Октябрьский «вторник обновлений», в рамках которого устранили 87 багов, уже миновал, и теперь разработчики Microsoft опубликовали два внеплановых исправления для уязвимостей в составе Windows Codecs Library и Visual Studio Code. Оба бага допускают удаленное выполнение произвольного кода в уязвимых системах.

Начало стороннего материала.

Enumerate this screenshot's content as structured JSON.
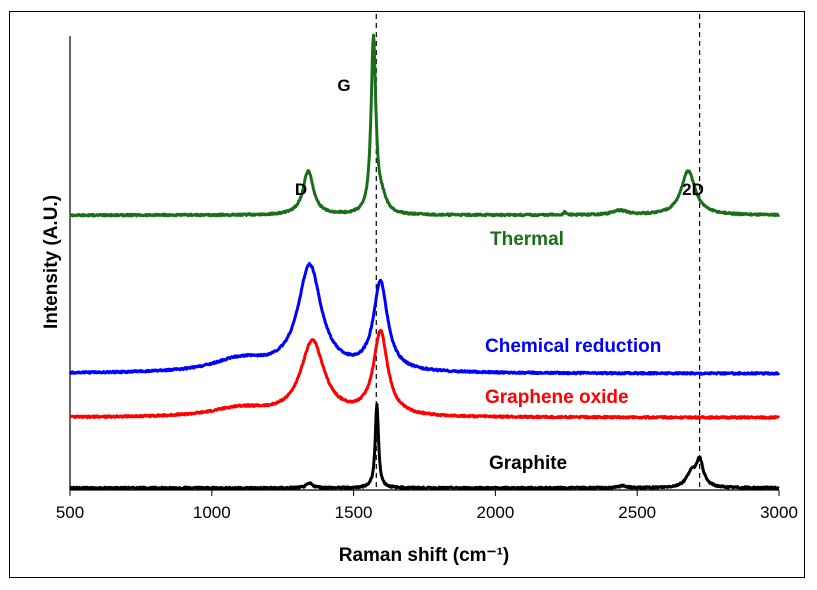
{
  "chart_data": {
    "type": "line",
    "xlabel": "Raman shift (cm⁻¹)",
    "ylabel": "Intensity (A.U.)",
    "xlim": [
      500,
      3000
    ],
    "xticks": [
      "500",
      "1000",
      "1500",
      "2000",
      "2500",
      "3000"
    ],
    "y_ticks_shown": false,
    "reference_lines_x": [
      1580,
      2720
    ],
    "peak_labels": [
      {
        "text": "D",
        "x": 1340
      },
      {
        "text": "G",
        "x": 1460
      },
      {
        "text": "2D",
        "x": 2700
      }
    ],
    "series": [
      {
        "name": "Thermal",
        "color": "#1a6e1a",
        "baseline": 0.62,
        "peaks": [
          {
            "center": 1340,
            "height": 0.1,
            "width": 22
          },
          {
            "center": 1570,
            "height": 0.4,
            "width": 10
          },
          {
            "center": 1600,
            "height": 0.03,
            "width": 20
          },
          {
            "center": 2440,
            "height": 0.01,
            "width": 30
          },
          {
            "center": 2245,
            "height": 0.008,
            "width": 4
          },
          {
            "center": 2680,
            "height": 0.1,
            "width": 30
          }
        ]
      },
      {
        "name": "Chemical reduction",
        "color": "#0000ff",
        "baseline": 0.26,
        "peaks": [
          {
            "center": 1345,
            "height": 0.24,
            "width": 50
          },
          {
            "center": 1595,
            "height": 0.2,
            "width": 30
          },
          {
            "center": 1100,
            "height": 0.03,
            "width": 120
          }
        ]
      },
      {
        "name": "Graphene oxide",
        "color": "#ff0000",
        "baseline": 0.16,
        "peaks": [
          {
            "center": 1355,
            "height": 0.17,
            "width": 50
          },
          {
            "center": 1595,
            "height": 0.19,
            "width": 30
          },
          {
            "center": 1100,
            "height": 0.02,
            "width": 120
          }
        ]
      },
      {
        "name": "Graphite",
        "color": "#000000",
        "baseline": 0.0,
        "peaks": [
          {
            "center": 1345,
            "height": 0.01,
            "width": 15
          },
          {
            "center": 1582,
            "height": 0.19,
            "width": 7
          },
          {
            "center": 2450,
            "height": 0.005,
            "width": 15
          },
          {
            "center": 2690,
            "height": 0.03,
            "width": 20
          },
          {
            "center": 2720,
            "height": 0.06,
            "width": 16
          }
        ]
      }
    ]
  }
}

Ошибка в Windows Codecs Library имеет идентификатор к CVE-2020-17022 и представляет опасность для всех версий Windows 10. Инженеры Microsoft пишут, что с ее помощью злоумышленники могут создавать вредоносные изображения. Если такое изображение будет обработано приложением, работающим поверх Windows, злоумышленник сможет выполнить произвольный код.
Баг затрагивает не всех пользователей, а лишь тех, кто установил дополнительные кодеки HEVC или HEVC from Device Manufacturer из Microsoft Store.
Специалисты говорят, что Windows Codecs Library обновится автоматически, через Microsoft Store, и пользователям не придется предпринимать никаких действий.
В свою очередь, уязвимость в Visual Studio Code получила идентификатор CVE-2020-17023. Данная проблема позволяет создавать вредоносные файлы package.json, которые, будучи загружены Visual Studio Code, позволят выполнять вредоносный код.
Код злоумышленника может быть выполнен с привилегиями администратора (в зависимости от прав текущего пользователя), то есть атакующий получит полный контроль над зараженным хостом.
Пользователям Visual Studio Code рекомендуется как можно быстрее обновить приложение до новейшей версии.